El joven negó con la cabeza. Estaban frente a frente y Erico se asombró al darse cuenta de la elevada estatura de la mujer, ya que era más alta que la mayoría de los hombres y él solamente la superaba en una frente. Le pareció verla por vez primera, y con ligera timidez recorrió con su mirada la esbelta humanidad de la fémina, reconociendo que nunca había visto antes a nadie tan hermoso y resplandeciente.
—Vengo de Toletum –dijo la goda, sentándose a orillas del río.
—¿Sola? –preguntó Erico asombrado.
—Con mi caballo –respondió sonriente, dando una ligera cabeceada hacia el animal–, no necesito de la protección de nadie, a pesar de la insistencia real de que partiese con los obispos Tajón y Quirico y sus escoltas tras la finalización del concilio.
Las pupilas del joven Erico se posaron en la tremenda espada que la amazona portaba al cinto.
—¿Has estado con nuestro señor Recesvinto? –se interesó sin salir de su asombro.
La bella mujer asintió.
—He ido a su palacio para ver una tabla.
Erico enarcó las cejas interrogante.
—Una lápida de oro, de varios talentos de peso, dotada de virtudes mágicas que perteneció al rey Salomón y cuyos poderes protegen a quien la posee. El rey aceptó que la inspeccionase como recompensa tras asegurarle que iba a disfrutar de un reinado pacífico y por haberle hecho importantes advertencias… siéntate a mi lado, no voy a comerte.
La bruja observó la hermosa fisonomía del joven dedicándole una mirada cargada de lascivia que él no supo interpretar hasta años después. En su alma delicada no cabía el pensamiento de que la esposa de su padre pudiese albergar ese tipo de sentimiento hacia su persona.

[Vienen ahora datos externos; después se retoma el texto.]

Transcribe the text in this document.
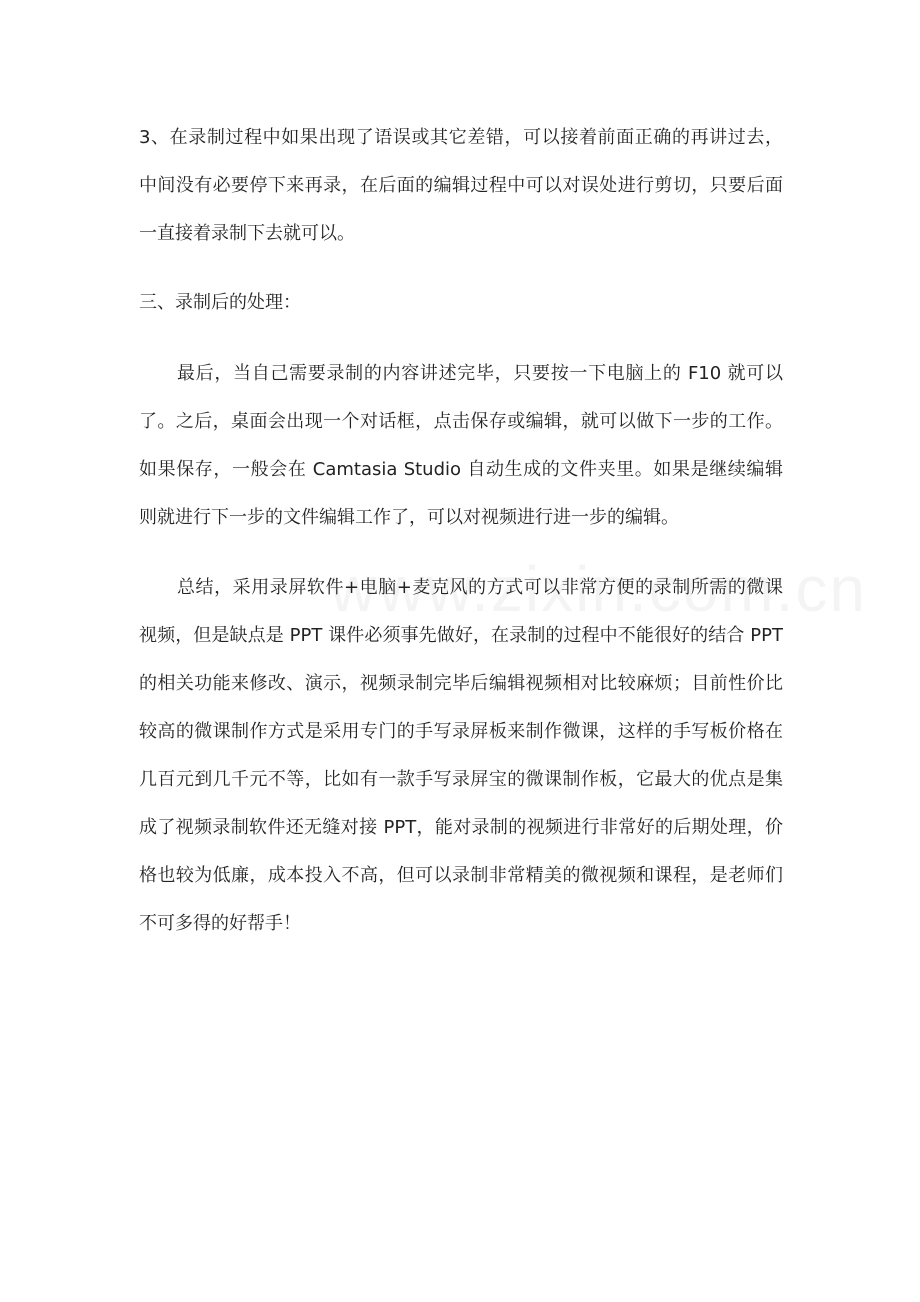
3、在录制过程中如果出现了语误或其它差错，可以接着前面正确的再讲过去，
中间没有必要停下来再录，在后面的编辑过程中可以对误处进行剪切，只要后面
一直接着录制下去就可以。
三、录制后的处理：
最后，当自己需要录制的内容讲述完毕，只要按一下电脑上的 F10 就可以
了。之后，桌面会出现一个对话框，点击保存或编辑，就可以做下一步的工作。
如果保存，一般会在 Camtasia Studio 自动生成的文件夹里。如果是继续编辑
则就进行下一步的文件编辑工作了，可以对视频进行进一步的编辑。
总结，采用录屏软件+电脑+麦克风的方式可以非常方便的录制所需的微课
视频，但是缺点是 PPT 课件必须事先做好，在录制的过程中不能很好的结合 PPT
的相关功能来修改、演示，视频录制完毕后编辑视频相对比较麻烦；目前性价比
较高的微课制作方式是采用专门的手写录屏板来制作微课，这样的手写板价格在
几百元到几千元不等，比如有一款手写录屏宝的微课制作板，它最大的优点是集
成了视频录制软件还无缝对接 PPT，能对录制的视频进行非常好的后期处理，价
格也较为低廉，成本投入不高，但可以录制非常精美的微视频和课程，是老师们
不可多得的好帮手！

—¿Te refieres a Jedidías? –inquirió Erico, llamando al gran rey por su nombre bíblico y asentándose a cierta distancia de la bruja.

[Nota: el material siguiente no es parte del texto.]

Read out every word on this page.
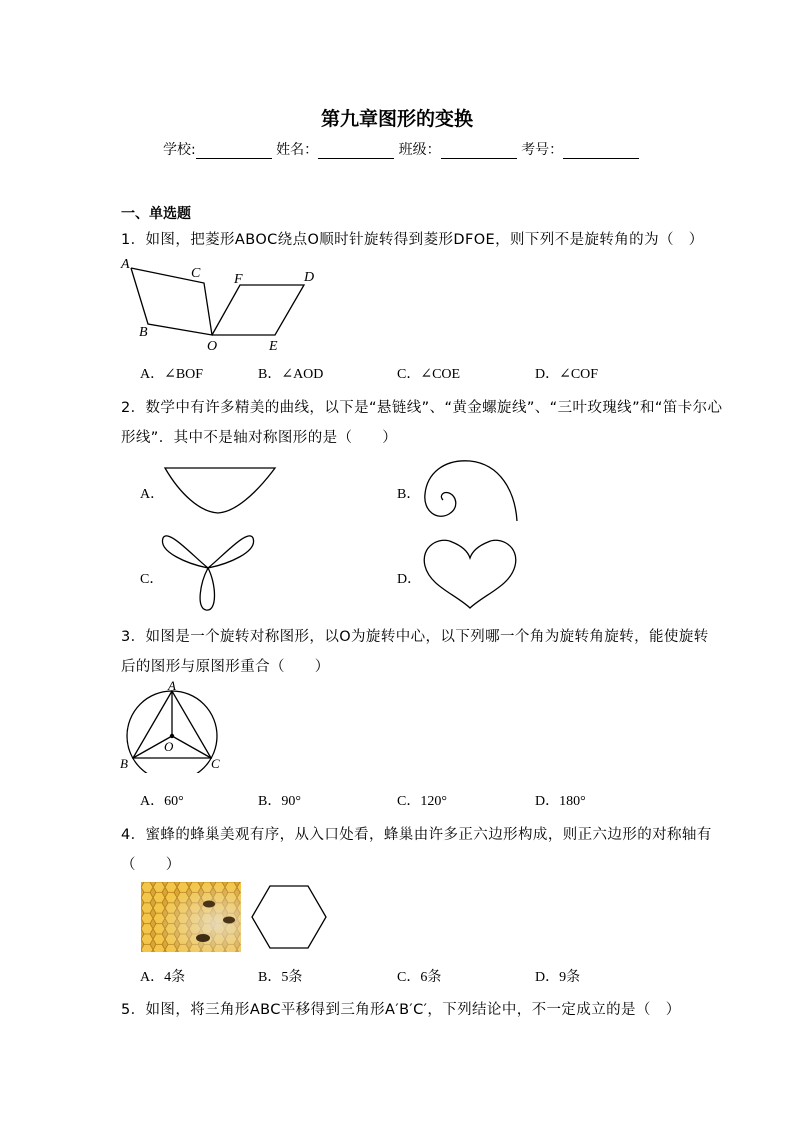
第九章图形的变换
学校:	姓名：	班级：	考号：
一、单选题
1．如图，把菱形ABOC绕点O顺时针旋转得到菱形DFOE，则下列不是旋转角的为（　）
A
B
C
O
F	D
E
A．∠BOF	B．∠AOD	C．∠COE	D．∠COF
2．数学中有许多精美的曲线，以下是“悬链线”、“黄金螺旋线”、“三叶玫瑰线”和“笛卡尔心
形线”．其中不是轴对称图形的是（　　）
A．	B．
C．	D．
3．如图是一个旋转对称图形，以O为旋转中心，以下列哪一个角为旋转角旋转，能使旋转
后的图形与原图形重合（　　）
A
B	C
O
A．60°	B．90°	C．120°	D．180°
4．蜜蜂的蜂巢美观有序，从入口处看，蜂巢由许多正六边形构成，则正六边形的对称轴有
（　　）
A．4条	B．5条	C．6条	D．9条
5．如图，将三角形ABC平移得到三角形A′B′C′，下列结论中，不一定成立的是（　）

—Si prefieres llamarlo así…
Galeswintha comenzó a desatarse la complicada red de cuerdas que ceñía su rudimentario calzado. La adivina jamás imitaba la elegante costumbre romana referente a la vestimenta, sino que solía andar cubierta con pieles de animal, ceñidores metálicos y polainas informes de cuero de caballo y dejaba sueltos sus cabellos como las jóvenes doncellas, alternando a veces pequeñas trenzas con las largas hebras plateadas de su pelo.
—El hijo del rey David, como seguramente sabrás, era el hombre más sabio que ha vivido sobre la faz de la tierra y conocía la fórmula de la Creación y el nombre del Poder.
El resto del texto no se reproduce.